Kadang timbul pertanyaan dalam benakku, kenapa Allah memisahkan aku dengan sahabatku? Kenapa sahabatku yang satu ini tak pernah datang kembali ke aku? Ya, sampai saat ini. Dia masih tak ada. Tak ada didekatku. Aku sangat merindukannya. Sangat. Walau dia tak pernah berbicara. Tak pernah tertawa. Tapi dia selalu mendengarkanku. Mendengarkan kisahku yang sebenarnya hanya penting untukku.

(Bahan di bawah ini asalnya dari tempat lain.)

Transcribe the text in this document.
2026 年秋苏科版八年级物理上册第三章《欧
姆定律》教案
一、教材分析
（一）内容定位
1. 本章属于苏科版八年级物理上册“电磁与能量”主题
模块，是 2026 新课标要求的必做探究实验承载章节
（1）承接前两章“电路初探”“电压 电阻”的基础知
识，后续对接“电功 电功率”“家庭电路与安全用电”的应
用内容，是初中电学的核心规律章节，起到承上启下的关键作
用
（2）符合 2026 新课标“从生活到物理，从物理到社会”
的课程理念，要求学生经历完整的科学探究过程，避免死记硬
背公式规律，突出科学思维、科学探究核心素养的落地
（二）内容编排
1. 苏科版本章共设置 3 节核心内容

Hampir setiap hari semenjak dia pergi, aku merasa bahwa sebenarnya dia ada, dan hampir setiap malam ketika aku terbangun, aku merasa dia ada didekatku. Dan aku ingin bahwa kehilangan sahabatku hanyalah sekedar mimpi. Tapi saat aku tersadar. Semuanya menjadi kelam. Dan aku hanya bisa ... tersimpuh, menitikkan air mata, dan mulai menyesali segalanya. Aku yang bersalah. Aku yang meninggalkannya. Aku. Tapi aku ... tak sengaja. Sungguh tak sengaja. Dan tak ada niat sedikit pun. Tak ingin sedikit pun.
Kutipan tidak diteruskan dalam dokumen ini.